The two-year old legal fight between Canada-based Veritas Investment Research Corp. and the Indiabulls Group has revived, with the former filing a suit in Ontario claiming $11 million from the latter, and the arrest of Nitin Mangal, who co-authored a controversial report by Veritas in 2012 titled Bilking India on three Indiabulls Group companies.

On Thursday, The Economic Times reported that Mangal was arrested by the Gurgaon police on Tuesday and sent to police custody for six days.

In August, Veritas sued Indiabulls Real Estate Ltd and Indiabulls Housing Finance Ltd in Canada, claiming $10 million in general and special damages along with $1 million in punitive damages.

Punitive damages are typically awarded in addition to actual damages in cases wherein the court is convinced that the behaviour of the named entities was harmful and deserves further monetary punishment in addition to the damages.

The Delhi high court, however, has restrained Veritas from proceeding with the suit till the case is next heard in India in February 2015.

An Indiabulls spokesperson said the company has filed an anti-suit injunction before the Delhi high court.

“The Hon’ble high court has granted a stay against the Ontario proceedings and any other consequential proceedings," the spokesperson said.

“A court cannot direct another court to stall proceedings and so the litigants are ordered by way of an anti-suit injunctions. The order is binding on the litigants who cannot proceed with the matter as it could amount to contempt," says Sandeep Parekh, founder of Finsec Law Advisors, a corporate law firm.

Veritas, in its Canada suit, has alleged that the conduct of Indiabulls caused “irreparable damage to their business, professional reputation and goodwill". It has alleged charges related to injurious falsehood, defamation, malicious prosecution, abuse of process and conspiracy against Indiabulls.

Mint has a copy of the suit filed by Veritas in Canada.

Neeraj Monga, executive vice-president and head of global research at Veritas when the report was issued in August 2012 and who left Veritas early this year, refused to comment on the matter when contacted in Canada via email.

“As the legal action is currently before the courts in Ontario, neither I nor my clients wish to comment on this matter at this time," said John Archibald of Investigation Counsel PC, the law firm representing Veritas and Monga in Canada.

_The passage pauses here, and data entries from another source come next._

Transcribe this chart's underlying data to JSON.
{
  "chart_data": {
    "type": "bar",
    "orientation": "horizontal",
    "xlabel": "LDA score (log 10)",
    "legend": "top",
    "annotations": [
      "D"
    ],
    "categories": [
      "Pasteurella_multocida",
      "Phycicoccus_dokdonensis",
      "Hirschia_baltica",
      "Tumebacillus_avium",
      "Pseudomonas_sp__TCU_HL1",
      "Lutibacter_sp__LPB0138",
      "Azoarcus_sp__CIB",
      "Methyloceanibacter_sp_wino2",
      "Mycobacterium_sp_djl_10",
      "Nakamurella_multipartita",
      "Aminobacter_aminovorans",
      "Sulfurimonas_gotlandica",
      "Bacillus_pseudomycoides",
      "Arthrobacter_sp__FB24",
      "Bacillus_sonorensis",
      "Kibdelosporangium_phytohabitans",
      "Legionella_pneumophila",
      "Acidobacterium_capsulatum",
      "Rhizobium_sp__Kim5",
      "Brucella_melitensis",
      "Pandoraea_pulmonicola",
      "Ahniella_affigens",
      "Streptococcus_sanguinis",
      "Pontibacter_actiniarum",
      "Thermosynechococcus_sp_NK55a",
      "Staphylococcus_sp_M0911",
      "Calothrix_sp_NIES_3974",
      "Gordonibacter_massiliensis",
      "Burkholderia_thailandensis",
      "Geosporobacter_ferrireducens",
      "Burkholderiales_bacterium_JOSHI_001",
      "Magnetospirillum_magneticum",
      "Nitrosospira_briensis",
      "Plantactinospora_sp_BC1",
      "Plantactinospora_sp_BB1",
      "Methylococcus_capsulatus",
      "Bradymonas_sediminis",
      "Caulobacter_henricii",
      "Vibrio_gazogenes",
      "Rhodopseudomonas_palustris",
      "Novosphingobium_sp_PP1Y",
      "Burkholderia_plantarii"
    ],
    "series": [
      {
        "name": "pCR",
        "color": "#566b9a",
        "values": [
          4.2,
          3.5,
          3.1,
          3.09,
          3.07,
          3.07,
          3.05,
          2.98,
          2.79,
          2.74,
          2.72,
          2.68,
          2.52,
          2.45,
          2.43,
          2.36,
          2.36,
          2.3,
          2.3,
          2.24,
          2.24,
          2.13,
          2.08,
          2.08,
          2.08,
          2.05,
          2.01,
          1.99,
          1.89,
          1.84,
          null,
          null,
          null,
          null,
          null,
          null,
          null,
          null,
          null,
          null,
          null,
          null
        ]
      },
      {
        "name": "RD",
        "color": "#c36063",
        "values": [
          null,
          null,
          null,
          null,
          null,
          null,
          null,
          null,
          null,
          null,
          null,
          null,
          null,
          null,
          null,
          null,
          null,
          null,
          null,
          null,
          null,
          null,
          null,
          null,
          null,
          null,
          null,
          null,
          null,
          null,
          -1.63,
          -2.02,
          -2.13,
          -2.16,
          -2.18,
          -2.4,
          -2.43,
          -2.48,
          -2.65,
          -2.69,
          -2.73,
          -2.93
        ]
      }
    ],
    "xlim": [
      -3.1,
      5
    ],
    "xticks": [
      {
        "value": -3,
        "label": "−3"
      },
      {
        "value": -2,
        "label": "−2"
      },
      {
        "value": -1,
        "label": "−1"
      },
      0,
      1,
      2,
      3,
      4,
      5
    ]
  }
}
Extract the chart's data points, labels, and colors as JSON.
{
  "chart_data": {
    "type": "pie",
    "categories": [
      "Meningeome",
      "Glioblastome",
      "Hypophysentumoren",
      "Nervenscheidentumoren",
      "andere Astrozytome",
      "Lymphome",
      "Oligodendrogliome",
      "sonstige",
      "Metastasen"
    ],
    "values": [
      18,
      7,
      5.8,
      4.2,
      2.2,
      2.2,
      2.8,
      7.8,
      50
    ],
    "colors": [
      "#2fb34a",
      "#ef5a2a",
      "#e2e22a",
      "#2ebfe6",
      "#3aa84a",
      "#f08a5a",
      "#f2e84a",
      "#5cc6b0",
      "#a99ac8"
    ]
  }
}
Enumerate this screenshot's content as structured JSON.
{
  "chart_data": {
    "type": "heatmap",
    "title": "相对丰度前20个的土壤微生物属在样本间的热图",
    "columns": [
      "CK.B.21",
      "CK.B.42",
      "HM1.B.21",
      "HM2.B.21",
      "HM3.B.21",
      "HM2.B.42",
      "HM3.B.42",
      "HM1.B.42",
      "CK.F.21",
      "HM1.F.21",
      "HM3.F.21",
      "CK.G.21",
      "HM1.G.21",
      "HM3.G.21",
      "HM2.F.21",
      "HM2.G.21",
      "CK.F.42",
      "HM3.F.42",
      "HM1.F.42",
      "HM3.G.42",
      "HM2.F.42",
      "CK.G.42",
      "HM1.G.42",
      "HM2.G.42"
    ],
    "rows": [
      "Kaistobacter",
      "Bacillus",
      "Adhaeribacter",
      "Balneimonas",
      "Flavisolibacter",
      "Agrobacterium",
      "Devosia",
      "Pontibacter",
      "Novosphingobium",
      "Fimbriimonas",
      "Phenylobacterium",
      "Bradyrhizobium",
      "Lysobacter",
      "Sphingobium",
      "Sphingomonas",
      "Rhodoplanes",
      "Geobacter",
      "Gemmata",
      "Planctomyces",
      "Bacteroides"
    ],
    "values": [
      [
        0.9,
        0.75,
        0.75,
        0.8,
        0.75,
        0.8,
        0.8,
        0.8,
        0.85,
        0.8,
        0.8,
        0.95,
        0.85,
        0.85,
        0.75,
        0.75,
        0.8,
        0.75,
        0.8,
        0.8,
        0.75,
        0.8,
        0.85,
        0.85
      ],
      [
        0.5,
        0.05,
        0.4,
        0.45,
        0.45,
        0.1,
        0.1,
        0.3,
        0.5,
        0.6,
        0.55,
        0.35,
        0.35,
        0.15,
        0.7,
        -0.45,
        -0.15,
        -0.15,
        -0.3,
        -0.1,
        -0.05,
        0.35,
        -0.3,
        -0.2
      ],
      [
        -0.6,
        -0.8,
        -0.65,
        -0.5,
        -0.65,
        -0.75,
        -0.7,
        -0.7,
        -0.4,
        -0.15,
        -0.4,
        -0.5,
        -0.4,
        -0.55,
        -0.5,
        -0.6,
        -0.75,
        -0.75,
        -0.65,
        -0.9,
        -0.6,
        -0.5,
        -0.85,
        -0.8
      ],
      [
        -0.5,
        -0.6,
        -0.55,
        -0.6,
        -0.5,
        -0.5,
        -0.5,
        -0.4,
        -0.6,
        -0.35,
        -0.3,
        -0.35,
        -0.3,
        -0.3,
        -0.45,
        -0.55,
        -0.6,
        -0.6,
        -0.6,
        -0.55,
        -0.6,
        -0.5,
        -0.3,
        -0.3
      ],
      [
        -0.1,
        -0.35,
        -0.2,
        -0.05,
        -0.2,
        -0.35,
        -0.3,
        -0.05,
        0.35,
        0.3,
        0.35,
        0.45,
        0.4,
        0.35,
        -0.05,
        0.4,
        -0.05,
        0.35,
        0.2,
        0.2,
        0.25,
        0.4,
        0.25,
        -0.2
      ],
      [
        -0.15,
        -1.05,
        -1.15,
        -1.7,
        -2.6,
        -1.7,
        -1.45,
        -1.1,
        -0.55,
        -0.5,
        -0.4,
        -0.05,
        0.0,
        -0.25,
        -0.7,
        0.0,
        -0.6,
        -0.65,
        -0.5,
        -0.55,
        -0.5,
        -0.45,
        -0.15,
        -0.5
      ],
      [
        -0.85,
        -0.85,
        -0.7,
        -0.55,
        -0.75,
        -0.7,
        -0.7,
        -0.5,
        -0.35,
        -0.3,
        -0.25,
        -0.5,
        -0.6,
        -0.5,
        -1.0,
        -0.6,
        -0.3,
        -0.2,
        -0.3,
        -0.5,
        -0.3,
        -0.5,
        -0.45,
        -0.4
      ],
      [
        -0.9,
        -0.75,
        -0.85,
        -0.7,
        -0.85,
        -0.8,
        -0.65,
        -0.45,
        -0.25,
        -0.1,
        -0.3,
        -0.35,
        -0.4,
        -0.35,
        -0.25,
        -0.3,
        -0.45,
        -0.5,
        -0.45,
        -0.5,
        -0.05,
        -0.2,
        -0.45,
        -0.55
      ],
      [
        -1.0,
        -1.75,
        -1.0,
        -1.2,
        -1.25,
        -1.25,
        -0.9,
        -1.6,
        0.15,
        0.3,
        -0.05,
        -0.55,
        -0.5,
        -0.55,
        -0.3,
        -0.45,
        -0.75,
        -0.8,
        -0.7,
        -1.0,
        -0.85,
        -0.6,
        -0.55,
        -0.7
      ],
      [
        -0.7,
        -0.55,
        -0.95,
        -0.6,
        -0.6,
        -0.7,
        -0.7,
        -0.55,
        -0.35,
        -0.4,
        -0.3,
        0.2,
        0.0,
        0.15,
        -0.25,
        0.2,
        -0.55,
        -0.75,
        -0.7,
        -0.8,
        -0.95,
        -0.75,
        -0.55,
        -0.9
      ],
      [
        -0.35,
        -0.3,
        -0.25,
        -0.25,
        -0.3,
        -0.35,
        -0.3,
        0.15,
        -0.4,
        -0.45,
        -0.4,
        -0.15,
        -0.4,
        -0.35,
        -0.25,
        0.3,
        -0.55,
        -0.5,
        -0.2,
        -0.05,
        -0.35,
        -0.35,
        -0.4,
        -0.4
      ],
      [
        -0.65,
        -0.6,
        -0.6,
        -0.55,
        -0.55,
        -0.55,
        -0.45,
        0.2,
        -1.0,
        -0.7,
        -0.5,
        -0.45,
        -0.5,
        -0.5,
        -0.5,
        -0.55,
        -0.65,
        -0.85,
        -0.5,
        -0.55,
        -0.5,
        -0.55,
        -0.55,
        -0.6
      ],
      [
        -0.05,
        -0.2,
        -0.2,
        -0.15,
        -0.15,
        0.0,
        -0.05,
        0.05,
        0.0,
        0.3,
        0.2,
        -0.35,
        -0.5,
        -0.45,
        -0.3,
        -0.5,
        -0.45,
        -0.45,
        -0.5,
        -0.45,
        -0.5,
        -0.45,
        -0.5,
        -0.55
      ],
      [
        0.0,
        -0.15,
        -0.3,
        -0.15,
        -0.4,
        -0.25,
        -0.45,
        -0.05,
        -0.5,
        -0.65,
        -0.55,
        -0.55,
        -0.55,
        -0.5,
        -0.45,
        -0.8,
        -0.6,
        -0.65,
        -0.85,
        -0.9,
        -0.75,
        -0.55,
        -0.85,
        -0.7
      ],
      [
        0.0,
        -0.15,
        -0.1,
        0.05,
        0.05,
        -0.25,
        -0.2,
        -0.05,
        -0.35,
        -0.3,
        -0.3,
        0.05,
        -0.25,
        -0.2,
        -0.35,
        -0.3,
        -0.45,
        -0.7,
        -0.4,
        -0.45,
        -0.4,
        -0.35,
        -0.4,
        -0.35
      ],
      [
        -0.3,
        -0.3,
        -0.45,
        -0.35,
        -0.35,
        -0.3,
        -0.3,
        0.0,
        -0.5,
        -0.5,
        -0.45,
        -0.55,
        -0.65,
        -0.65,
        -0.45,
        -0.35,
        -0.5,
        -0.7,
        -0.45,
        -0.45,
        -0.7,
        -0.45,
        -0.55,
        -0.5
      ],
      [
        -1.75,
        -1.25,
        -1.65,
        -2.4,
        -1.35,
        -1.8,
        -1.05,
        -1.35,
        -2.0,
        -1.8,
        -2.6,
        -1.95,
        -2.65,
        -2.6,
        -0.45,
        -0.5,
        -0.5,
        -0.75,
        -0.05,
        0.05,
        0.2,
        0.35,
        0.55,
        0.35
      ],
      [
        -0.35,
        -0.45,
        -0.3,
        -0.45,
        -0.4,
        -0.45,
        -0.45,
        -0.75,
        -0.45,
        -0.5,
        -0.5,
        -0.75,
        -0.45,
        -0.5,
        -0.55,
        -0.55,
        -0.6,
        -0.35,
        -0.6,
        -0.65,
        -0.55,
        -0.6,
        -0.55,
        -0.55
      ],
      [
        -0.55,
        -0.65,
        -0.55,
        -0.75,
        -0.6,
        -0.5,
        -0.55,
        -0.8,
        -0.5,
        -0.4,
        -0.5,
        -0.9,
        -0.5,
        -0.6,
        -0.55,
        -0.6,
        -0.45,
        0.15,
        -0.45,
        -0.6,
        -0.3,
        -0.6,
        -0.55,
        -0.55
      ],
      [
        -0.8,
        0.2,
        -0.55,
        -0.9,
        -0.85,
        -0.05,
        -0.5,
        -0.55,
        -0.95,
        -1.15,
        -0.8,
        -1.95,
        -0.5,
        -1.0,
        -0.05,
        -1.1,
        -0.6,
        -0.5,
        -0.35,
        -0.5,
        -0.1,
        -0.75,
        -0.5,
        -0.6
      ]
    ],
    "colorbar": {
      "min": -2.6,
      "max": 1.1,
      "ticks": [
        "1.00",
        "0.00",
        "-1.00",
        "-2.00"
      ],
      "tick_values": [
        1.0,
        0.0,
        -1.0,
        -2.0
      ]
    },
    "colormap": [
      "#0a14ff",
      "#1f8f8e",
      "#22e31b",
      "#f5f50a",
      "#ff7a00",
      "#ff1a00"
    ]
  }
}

The case goes back to 1 August 2012 when Monga, along with Mangal, released a controversial report titled Bilking India on Indiabulls Real Estate, Indiabulls Power Ltd and Indiabulls Financial Services Ltd.

Among other things, the report said disclosures made by the companies were not reliable and that select insiders at Indiabulls Real Estate were gaining at the cost of institutional and retail investors.

Indiabulls responded with full-page advertisements and filed a first information report in 2012 against Veritas and the analysts. The police booked them under Sections 383, 384, 420, 500, 506, 511 and 120B of the Indian Penal Code.

Amit Dube, one of the lawyers representing Mangal, said the Gurgaon police included additional charges related to the forgery of secured documents while arresting him and that he would move a bail application.

Mangal has been questioned by the Mumbai police on several occasions, but he was not arrested as the Bombay high court has already granted him anticipatory bail. Mangal has been accused of charges related to forgery, extortion and conspiracy.

According to the suit filed in Canada, Veritas started offering paid equity research on publicly traded Indian companies on 1 January 2012 and there was considerable interest in the so-called “India Research Services".

“Veritas had also established plans to develop the India Research Services in light of the global reach and interest... However, as a direct result of the defendants’ actions, Veritas was forced to cancel these plans... Veritas formally decided to no longer pursue the India Research Services in early 2013. Following this decision, Monga ultimately left Veritas in 2014," says the suit.